Beyond averages: what IQ dispersion reveals

Averages tell only part of the story; spreads tell the rest. When variance widens, classrooms face mixed needs, so teaching becomes harder. Teachers juggle advanced and struggling learners, while the middle shrinks. That makes generic lesson plans weaker, and targeted supports more urgent.

Dispersion raises policy stakes. If some profiles “plummet,” as Lefranc warns, then early screening matters. Vision, hearing, sleep, and language environments need quick fixes. Modest gains compound when they arrive early, and they often cost less than late interventions. Small changes stack, while delays become expensive.

Researchers also watch cohort timing. Economic stress, curriculum shifts, or technology waves hit ages differently. A new policy can benefit one cohort and miss the next. Because these shocks overlap, the same average in two years can mask different distributions. Public debate, therefore, should include dispersion and IQ together.

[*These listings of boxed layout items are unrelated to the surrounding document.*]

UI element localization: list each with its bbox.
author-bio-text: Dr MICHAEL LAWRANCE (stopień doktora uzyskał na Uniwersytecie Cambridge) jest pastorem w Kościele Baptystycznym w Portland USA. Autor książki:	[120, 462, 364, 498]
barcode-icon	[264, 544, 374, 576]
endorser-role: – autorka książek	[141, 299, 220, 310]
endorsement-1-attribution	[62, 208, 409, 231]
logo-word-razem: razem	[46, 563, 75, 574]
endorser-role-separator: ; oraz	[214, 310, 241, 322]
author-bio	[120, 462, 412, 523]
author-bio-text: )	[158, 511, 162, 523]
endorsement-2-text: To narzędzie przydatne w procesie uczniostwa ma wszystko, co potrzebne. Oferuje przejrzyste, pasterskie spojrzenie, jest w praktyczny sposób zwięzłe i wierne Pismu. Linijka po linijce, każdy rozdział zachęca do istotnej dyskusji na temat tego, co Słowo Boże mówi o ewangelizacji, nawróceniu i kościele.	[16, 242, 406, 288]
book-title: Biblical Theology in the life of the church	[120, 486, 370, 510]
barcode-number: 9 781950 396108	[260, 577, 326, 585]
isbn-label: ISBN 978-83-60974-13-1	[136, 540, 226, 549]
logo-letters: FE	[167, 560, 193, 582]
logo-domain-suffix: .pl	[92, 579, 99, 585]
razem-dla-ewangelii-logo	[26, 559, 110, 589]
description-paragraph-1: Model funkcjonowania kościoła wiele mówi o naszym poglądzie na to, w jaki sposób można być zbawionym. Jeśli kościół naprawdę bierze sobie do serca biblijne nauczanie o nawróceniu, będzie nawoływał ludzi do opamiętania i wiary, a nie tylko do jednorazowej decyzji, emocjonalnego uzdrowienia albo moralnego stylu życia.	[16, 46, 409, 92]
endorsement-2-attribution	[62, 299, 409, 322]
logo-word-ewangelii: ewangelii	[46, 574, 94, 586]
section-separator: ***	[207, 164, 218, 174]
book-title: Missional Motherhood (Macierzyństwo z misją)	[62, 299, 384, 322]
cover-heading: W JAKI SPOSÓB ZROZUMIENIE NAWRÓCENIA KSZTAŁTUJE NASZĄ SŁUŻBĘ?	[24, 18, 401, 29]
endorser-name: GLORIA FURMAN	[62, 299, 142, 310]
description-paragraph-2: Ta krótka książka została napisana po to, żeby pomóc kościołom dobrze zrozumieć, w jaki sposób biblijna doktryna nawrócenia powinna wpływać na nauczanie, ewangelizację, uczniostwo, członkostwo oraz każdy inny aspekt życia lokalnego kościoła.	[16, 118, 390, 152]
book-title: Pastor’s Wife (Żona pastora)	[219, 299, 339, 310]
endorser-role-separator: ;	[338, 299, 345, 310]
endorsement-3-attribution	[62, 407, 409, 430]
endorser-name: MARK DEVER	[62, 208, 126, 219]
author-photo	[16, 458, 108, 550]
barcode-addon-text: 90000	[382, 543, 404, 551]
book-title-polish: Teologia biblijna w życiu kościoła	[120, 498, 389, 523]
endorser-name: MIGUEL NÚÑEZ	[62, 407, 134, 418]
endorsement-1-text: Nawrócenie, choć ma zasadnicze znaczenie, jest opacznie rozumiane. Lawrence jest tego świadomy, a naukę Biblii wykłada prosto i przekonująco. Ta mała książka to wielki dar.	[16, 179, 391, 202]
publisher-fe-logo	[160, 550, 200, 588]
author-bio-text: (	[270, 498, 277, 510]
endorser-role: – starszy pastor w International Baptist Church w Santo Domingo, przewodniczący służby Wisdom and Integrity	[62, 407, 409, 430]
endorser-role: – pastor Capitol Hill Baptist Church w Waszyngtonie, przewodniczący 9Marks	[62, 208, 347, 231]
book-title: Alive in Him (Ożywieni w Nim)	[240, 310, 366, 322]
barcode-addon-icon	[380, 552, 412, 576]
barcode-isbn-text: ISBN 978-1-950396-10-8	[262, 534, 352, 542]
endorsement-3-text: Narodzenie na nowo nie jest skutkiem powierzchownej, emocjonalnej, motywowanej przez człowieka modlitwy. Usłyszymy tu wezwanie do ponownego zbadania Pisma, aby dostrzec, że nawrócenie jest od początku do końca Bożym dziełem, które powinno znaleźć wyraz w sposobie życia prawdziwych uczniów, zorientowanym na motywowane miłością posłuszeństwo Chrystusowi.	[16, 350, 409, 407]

Practical responses that protect cognitive potential

Families control several high-leverage habits. Read aloud daily, even brief sessions. Encourage open talk during meals, since conversation grows verbal reasoning. Keep screens out of bedrooms and set device “off ramps” before sleep. Short routines add up, which supports memory, attention, and IQ-related performance across school years.

Schools can act without waiting for perfect consensus. Restore practice in reading comprehension, numeracy, and spatial skills. Use cumulative reviews so knowledge sticks, and space retrieval instead of cramming. Form small groups for targeted help. When administrators track variance, not just means, they allocate time more wisely.

Policy makers can reduce exposure where risks cluster. Tighten standards for endocrine disruptors, improve food labeling, and fund early-childhood checks. Support evidence-based teacher training and family literacy. Because causes overlap, the best answer weaves regulation, school craft, and home routines into one plan built for IQ resilience.

Why this generational comparison now matters for almost everyone

Trends can change again, and that possibility should energize us. The debate keeps its edge because numbers speak, while choices still matter. Families, teachers, and leaders share the levers. When habits shift and standards sharpen, IQ scores can stabilize, and wider skills can grow, which leaves room for better futures.